We boarded the boat and ran out of Lynnhaven early in the morning in search of large ocean run Stripers: 




























We headed South past Fort Story and kept on going : 









We fooled around off Sandbridge for a bit using Mojo's, Stretches, Umbrella's..etc...no takers

There were some reports from friends on the radio that some larger Striped ones were being boated about 38 miles South of Sandbridge, so we made the run all the way past Coravo, Corrolla and ended up off the beach near Duck. Caught a few Doggies and missed a few Stripers as well. The Skunk started to stink (not me ) and we finally got a really nice one in the boat: 









Weather radar didn't look favorable, so we throttled up and made the 2 1/2 hour run back to Lynnhaven.

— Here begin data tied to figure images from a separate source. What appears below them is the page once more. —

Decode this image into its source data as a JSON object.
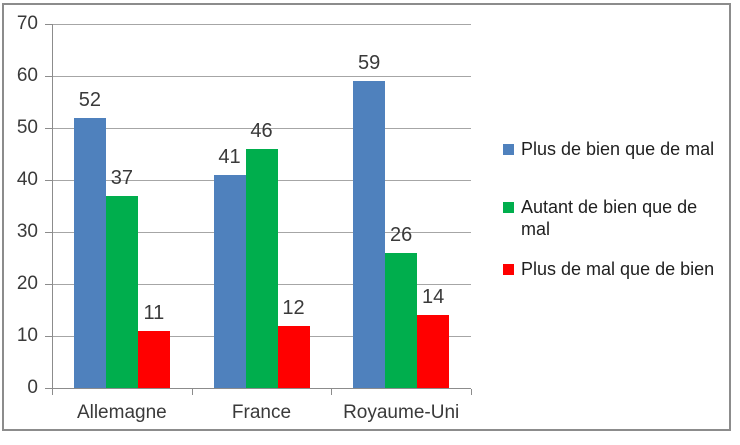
{
  "chart_data": {
    "type": "bar",
    "title": "",
    "xlabel": "",
    "ylabel": "",
    "categories": [
      "Allemagne",
      "France",
      "Royaume-Uni"
    ],
    "series": [
      {
        "name": "Plus de bien que de mal",
        "color": "#4F81BD",
        "values": [
          52,
          41,
          59
        ]
      },
      {
        "name": "Autant de bien que de mal",
        "color": "#00AE4D",
        "values": [
          37,
          46,
          26
        ]
      },
      {
        "name": "Plus de mal que de bien",
        "color": "#FF0000",
        "values": [
          11,
          12,
          14
        ]
      }
    ],
    "ylim": [
      0,
      70
    ],
    "ytick_step": 10,
    "ytick_labels": [
      "0",
      "10",
      "20",
      "30",
      "40",
      "50",
      "60",
      "70"
    ],
    "grid": true,
    "data_labels": true,
    "legend_position": "right"
  },
  "style": {
    "frame_border": "#8c8c8c",
    "axis_color": "#8c8c8c",
    "grid_color": "#a6a6a6",
    "text_color": "#3a3a3a",
    "background": "#ffffff"
  }
}
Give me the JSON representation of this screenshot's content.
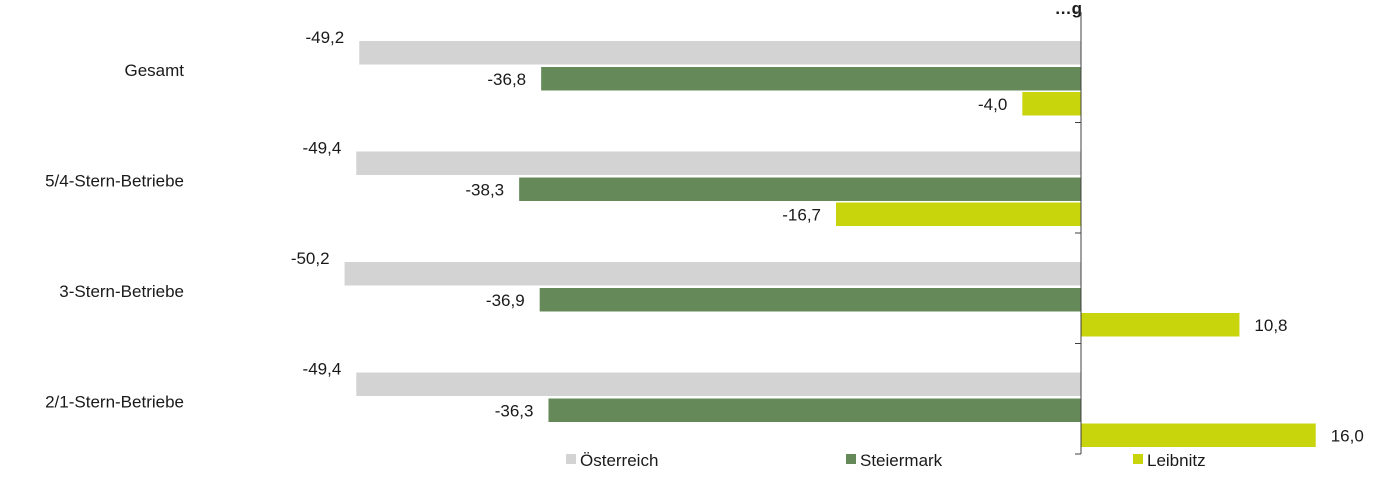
{
  "chart_data": {
    "type": "bar",
    "orientation": "horizontal",
    "title": "…g",
    "categories": [
      "Gesamt",
      "5/4-Stern-Betriebe",
      "3-Stern-Betriebe",
      "2/1-Stern-Betriebe"
    ],
    "series": [
      {
        "name": "Österreich",
        "color": "#d3d3d3",
        "values": [
          -49.2,
          -49.4,
          -50.2,
          -49.4
        ],
        "labels": [
          "-49,2",
          "-49,4",
          "-50,2",
          "-49,4"
        ]
      },
      {
        "name": "Steiermark",
        "color": "#66895a",
        "values": [
          -36.8,
          -38.3,
          -36.9,
          -36.3
        ],
        "labels": [
          "-36,8",
          "-38,3",
          "-36,9",
          "-36,3"
        ]
      },
      {
        "name": "Leibnitz",
        "color": "#c8d40c",
        "values": [
          -4.0,
          -16.7,
          10.8,
          16.0
        ],
        "labels": [
          "-4,0",
          "-16,7",
          "10,8",
          "16,0"
        ]
      }
    ],
    "xlim": [
      -55,
      20
    ],
    "grid": false,
    "legend": "bottom"
  }
}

It was not too productive, but lot's of fun: 










Skunk


----------



## Cdog (Mar 18, 2002)

Nice fish, what did it weigh?


----------



## RuddeDogg (Mar 20, 2004)

*Beauty*

Nice fish. Way to go.


----------



## basstardo (Jun 5, 2006)

Yep. Perty fish. Nice and fat!


----------



## SkunkApe (Dec 9, 2006)

Cdog said:


> Nice fish, what did it weigh?


Not sure, had to split in a hurry after policing the boat upon docking. Just by sight, I'd image 40'ish some lbs.


----------